I’m also guilty of using Leatus Penguin’s solution but with so many mono compressor/dynamics and eq’s available I think it a bit remiss to not have some mono Reverbs and Delays available as well…
The truth is that anything is valid as long as it sounds good, but a real reverb “should” output to stereo (not a must), because after all it’s a simulation of your two ears (even if they are two natural mono devices) hearing reflections coming from different spots in space. So don’t question too much how you output it, you can do by routing to a stereo bus, or two mono buses and hard pan them or even experiment with the panning, like sending the dry signal to one side and the reverb to the other, inserting a stereo splitter plugin, or whatever comes to mind, as long as it works.
And GMaq is right in a way that maybe reverb should be used almost unified, too many different types of reverb in a song can create a certain confusion, and even make things sound a bit “muddy”. Maybe just experiment with different reverbations in vocals.

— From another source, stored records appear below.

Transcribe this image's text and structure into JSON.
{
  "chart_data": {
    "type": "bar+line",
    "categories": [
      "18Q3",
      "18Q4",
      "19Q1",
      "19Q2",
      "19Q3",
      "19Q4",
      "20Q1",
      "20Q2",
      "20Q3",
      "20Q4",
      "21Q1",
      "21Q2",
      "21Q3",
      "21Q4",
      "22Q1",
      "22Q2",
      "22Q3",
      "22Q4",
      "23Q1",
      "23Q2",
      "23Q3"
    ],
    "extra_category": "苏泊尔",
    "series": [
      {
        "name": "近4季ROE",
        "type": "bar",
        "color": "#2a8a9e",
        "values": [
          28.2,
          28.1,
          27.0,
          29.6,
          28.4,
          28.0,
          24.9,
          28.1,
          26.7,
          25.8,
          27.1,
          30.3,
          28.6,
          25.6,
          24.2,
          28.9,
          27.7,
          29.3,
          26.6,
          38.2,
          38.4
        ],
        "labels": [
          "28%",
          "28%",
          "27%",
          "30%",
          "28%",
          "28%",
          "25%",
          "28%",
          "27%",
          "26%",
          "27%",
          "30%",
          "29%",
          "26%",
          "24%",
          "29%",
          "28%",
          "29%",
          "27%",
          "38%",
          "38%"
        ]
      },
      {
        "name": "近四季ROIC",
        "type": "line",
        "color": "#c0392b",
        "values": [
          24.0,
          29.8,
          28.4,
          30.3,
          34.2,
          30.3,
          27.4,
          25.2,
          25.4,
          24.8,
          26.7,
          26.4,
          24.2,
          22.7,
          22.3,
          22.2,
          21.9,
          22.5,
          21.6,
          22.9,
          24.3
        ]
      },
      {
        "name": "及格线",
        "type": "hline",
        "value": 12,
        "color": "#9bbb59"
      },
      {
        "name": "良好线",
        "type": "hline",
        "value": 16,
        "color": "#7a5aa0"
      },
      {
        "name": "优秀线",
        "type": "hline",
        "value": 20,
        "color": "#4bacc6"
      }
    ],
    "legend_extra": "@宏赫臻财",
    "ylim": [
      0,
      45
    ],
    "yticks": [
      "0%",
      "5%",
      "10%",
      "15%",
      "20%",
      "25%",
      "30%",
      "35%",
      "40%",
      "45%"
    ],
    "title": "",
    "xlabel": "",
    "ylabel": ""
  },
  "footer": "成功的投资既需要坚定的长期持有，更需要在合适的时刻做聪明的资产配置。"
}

@GMaq: There was a plan to include a reverb as part of the linuxDSP guitar effects bundle:
It would have been more like a spring reverb unit in a guitar amp (but also therefore, mono) - however, regrettably, there have been very few downloads of these (very fine) plugins so not much more development happened. That may change if we can get more people interested in them, along with the addition of more effects. Its worth mentioning that all the guitar effects can of course be used for anything, not just guitar.
Hmm, time for a focus article on linuxdsp…
I’m with Joe re: “If it sounds good…”. I avoid using reverb on individual tracks, things get awfully messy in the mix, but when I use one on a mono track it’s typically on a vocal track and the plugin is the CAPS Versatile Plate, the mono version.
Edit: Btw, this is merely to say that the CAPS plate is a nice mono reverb. I don’t know if it addresses the OP’s situation.